Emergency loans are great for taking care of surprise expenses but you should not depend on them as a way of life.
If you have become dependent on them, there are ways that you can break the cycle. Here is what you need to do.
1) Get A Working Budget
Most of us haveĀ a general idea of what we spend each month but not a detailed accounting of it. An accurate budget that works is crucial so that you know how much you can spend and on what. Without it, you simply wind up overspending and then run short a few days before you get paid.
Get started by simply writing down how much you spend each month. This should include things like rent, your car payment, electricity and allotments for things like gas, groceries and entertainment. Also add in a a set amount for savings, this is very important.
Once you have your totals, compare it to how much you are bringing in after taxes. If it is enough, great, just stick to the budget. If it is not enough, there is your problem, you need to make some cuts.
Cutting a budget is easier than you think, but it might involve some sacrifice.
The easiest place to cut is on your food budget. As far as groceries go, switch to cheap bases for your meals such as rice and pasta. Also, consider meal planning which is where you plan out all of your meals for a week and then shop. It allows you to buy just what you need with no waste.
Another area to cut on the food budget is meals out. Start taking your lunch to work and limit meals at restaurants. Doing so can save you hundreds of dollars a month.
Besides food, there are dozens of other ways to save money. Cancel the cable in favor of streaming services, shop for cheaper insurance, refinance your car, etc. Just take a good hard look at that budget and get to cutting.
2) Get An Emergency Savings
You probably noticed above that you should have some money in your budget for savings. This is incredibly important because an emergency savings account will prevent you from needing an emergency loan entirely. When you think about all of the money in fees you have paid with these loans, you could probably have a pretty killer emergency savings already.
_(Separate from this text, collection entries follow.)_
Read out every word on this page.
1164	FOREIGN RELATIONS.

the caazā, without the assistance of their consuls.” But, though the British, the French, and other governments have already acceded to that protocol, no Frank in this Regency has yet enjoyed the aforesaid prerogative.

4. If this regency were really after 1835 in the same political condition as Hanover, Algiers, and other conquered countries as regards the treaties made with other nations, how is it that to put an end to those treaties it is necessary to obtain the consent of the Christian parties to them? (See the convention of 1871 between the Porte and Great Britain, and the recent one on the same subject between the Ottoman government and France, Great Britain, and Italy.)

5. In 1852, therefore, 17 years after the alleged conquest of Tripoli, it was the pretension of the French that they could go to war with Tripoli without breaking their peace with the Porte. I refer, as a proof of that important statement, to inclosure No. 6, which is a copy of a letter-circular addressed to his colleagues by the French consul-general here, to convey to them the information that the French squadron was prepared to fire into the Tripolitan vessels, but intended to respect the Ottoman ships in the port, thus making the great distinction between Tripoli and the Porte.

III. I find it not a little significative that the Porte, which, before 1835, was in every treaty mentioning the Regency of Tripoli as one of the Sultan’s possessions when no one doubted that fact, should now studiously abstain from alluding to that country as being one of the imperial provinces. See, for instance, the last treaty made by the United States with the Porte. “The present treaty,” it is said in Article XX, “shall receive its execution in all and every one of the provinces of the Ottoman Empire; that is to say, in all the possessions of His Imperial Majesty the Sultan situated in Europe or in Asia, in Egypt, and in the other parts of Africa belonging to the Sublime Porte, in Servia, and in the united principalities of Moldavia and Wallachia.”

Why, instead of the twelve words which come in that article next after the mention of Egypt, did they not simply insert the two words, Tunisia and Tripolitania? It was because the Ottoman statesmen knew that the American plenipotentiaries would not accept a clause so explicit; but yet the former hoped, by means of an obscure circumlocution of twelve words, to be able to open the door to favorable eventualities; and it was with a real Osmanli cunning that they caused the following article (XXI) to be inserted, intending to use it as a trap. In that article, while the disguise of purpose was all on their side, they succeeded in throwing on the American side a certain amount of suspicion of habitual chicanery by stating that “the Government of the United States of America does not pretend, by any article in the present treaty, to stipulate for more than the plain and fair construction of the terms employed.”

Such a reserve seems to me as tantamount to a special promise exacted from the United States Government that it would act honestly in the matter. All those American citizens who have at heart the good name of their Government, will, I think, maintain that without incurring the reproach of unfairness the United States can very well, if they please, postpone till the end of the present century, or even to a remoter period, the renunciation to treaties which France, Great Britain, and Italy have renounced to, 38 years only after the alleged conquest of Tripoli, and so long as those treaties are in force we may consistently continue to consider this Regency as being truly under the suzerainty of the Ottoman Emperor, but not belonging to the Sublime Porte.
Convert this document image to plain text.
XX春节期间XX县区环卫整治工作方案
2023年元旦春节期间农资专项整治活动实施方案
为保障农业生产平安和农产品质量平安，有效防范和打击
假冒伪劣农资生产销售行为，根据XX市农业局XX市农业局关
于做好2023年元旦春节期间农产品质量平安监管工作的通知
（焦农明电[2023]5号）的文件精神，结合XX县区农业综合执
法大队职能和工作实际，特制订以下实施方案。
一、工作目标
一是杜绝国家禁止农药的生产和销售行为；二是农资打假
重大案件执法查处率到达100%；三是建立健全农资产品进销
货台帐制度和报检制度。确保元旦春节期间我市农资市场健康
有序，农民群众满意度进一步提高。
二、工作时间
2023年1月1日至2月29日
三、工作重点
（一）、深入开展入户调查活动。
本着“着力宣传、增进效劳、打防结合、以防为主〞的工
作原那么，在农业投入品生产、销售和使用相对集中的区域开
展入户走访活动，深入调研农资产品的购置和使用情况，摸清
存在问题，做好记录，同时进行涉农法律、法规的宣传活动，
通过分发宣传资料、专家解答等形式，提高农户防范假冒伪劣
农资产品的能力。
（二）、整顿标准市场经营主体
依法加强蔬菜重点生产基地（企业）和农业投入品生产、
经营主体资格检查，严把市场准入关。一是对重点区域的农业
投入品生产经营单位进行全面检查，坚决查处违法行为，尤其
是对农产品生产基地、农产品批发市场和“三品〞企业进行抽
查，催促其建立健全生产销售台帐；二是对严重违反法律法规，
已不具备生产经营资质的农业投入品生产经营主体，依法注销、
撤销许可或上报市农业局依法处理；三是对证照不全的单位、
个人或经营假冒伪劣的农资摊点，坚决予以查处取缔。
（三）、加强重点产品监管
The ideal amount of money to save is 10 percent of your gross savings. If you take home 4000 dollars, you should be saving 400 dollars of it. This might be a lot for you to swallow at first though, so start slow.
Take 50 dollars out of each check and put it into an emergency savings. Assuming that you get paid every two weeks, that would add up to 1300 dollars over the course of a year, plus interest.
Once you get the 50 dollars a month into your budget, add a few bucks a paycheck. Paycheck one you save $50, Paycheck two you save $55 and so on and so on. It is an easy way to get used to saving more and more money. Make the deposits automatic and deposit them into a remote, online savings account.
3) Work On Your Credit
Now that you have your budget and savings in line, you can turn to your credit. Having better credit will allow you to save money on everything from financing to car insurance. Should you find yourself in need of emergency money in the future, it will also allow you to get better terms.
Credit ratings seem confusing but it is simply a formula based on several factors.
The biggest factor is on time bill pay. Simply pay your bills on time and your credit will improve over time. If you have had late payments in the past, pay on time moving forward and you should start seeing some improvements at about the 6 month mark. It might take time, but it will improve.
The next biggest factor in the formula is how much credit you are using. Credit utilization is the amount of your credit that you are using. If you have 1000 dollars in credit and are using 500 dollars of it, your ratio is 50%. You want to get your ratio under 30 percent for a good rating and under 10 percent for a great one. Paying those credit cards down should be a priority and to do that, you need to pay more than the minimum and you need to stop using them.
Other factors that affect your credit score include things like credit diversity, where creditors like to see many different kinds of credit and credit age. These are things that just come with time. Focus on the top two factors and you can build a healthy credit score.
In Conclusion
There you have it, three steps that can help you start avoiding emergency loans.
Take care and get through your current money crisis, but then double back and take the steps needed to get yourself on track. Get a budget, start a savings and improve that credit rating.